In order to determine cell population, scientists usually use spectrophotometry to measure cells culture absorbance in 600 nm, and through it, the optical density (OD) can be obtained. So, theoretically, the higher cells number the higher OD. However, the values of OD obtained are under high variability, because of different calibration and precision between labs equipment, different glassware size, and other lab-to-lab factors. In addition, through this methodology, it isn’t possible to separate dead from feasible cells.
In this sense, to respond to all the problems above, the methodology of measuring GFP is another way to determine feasible cells, once the dead ones will not express GFP. Through the GFP measurement methodology, the Measurement Committee wants our help to answer the following question:
‘’Can we reduce lab-to-lab variability in fluorescence measurements by normalizing to absolute cell count or colony-forming units (CFUs) instead of OD?‘’

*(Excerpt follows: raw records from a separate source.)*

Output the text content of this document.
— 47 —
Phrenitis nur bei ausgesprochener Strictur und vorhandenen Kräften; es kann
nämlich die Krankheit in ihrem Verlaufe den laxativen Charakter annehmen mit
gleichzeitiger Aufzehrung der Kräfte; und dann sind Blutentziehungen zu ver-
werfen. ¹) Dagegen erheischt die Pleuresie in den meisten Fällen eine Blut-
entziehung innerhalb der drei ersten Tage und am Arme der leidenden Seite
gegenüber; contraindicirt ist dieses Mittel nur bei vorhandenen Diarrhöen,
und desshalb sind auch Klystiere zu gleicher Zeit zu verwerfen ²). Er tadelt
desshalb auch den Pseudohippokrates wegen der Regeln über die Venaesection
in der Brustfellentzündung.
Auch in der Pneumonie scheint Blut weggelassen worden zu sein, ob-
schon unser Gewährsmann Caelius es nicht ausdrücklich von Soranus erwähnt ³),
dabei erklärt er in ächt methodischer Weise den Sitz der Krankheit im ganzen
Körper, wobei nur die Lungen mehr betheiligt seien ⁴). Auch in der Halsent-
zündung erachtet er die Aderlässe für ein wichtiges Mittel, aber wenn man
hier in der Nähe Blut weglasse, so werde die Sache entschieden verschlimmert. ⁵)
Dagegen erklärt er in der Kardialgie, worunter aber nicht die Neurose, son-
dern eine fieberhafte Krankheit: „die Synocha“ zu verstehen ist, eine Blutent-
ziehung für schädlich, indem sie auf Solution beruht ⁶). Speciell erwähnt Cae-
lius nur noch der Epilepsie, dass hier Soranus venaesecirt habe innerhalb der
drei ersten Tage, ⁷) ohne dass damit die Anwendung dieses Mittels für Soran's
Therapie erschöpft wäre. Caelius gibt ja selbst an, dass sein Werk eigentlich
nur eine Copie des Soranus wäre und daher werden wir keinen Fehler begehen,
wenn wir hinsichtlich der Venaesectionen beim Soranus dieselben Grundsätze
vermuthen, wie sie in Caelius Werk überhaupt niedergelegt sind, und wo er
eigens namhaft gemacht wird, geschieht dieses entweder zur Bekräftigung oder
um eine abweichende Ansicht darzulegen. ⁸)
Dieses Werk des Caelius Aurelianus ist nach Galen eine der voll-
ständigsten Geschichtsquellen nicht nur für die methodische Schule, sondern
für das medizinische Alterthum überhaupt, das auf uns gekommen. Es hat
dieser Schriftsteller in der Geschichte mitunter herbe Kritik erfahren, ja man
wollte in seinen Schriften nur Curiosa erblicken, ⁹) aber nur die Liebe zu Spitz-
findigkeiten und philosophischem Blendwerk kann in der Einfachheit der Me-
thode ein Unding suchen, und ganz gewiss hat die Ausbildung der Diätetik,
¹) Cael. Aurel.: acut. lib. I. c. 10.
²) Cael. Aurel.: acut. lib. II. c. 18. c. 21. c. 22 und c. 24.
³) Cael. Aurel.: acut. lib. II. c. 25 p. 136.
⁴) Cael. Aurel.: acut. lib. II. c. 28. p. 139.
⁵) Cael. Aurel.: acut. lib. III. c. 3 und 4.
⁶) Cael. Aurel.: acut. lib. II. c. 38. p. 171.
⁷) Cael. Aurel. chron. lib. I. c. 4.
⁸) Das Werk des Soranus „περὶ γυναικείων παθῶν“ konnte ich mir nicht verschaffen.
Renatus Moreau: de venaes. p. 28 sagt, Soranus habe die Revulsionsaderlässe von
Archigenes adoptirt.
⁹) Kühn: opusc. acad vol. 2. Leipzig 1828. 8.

In order to help on the achievement of this goal, Team USP-EEL-Brazil participeted on the Interlab Study, following the standart protocol (Plate Reader and CFU Protocol) and sendding the results to iGEM's Measurement committee.
Our contribution
We couldn’t follow the complete protocol due to the lack of proper equipment. The TECAN in our lab doesn't have the settings for fluorescence measurements and we only discovered that in the middle of our experiments. Fortunately, the Measurement Committee accepted our results.
As for other difficulties we faced, the experiments took longer than we expected and a too much material was used to perform them. In overall, the Interlab worked as a training for our lab team, members that didn’t have much experience in our lab got familiar with the procedures of the place.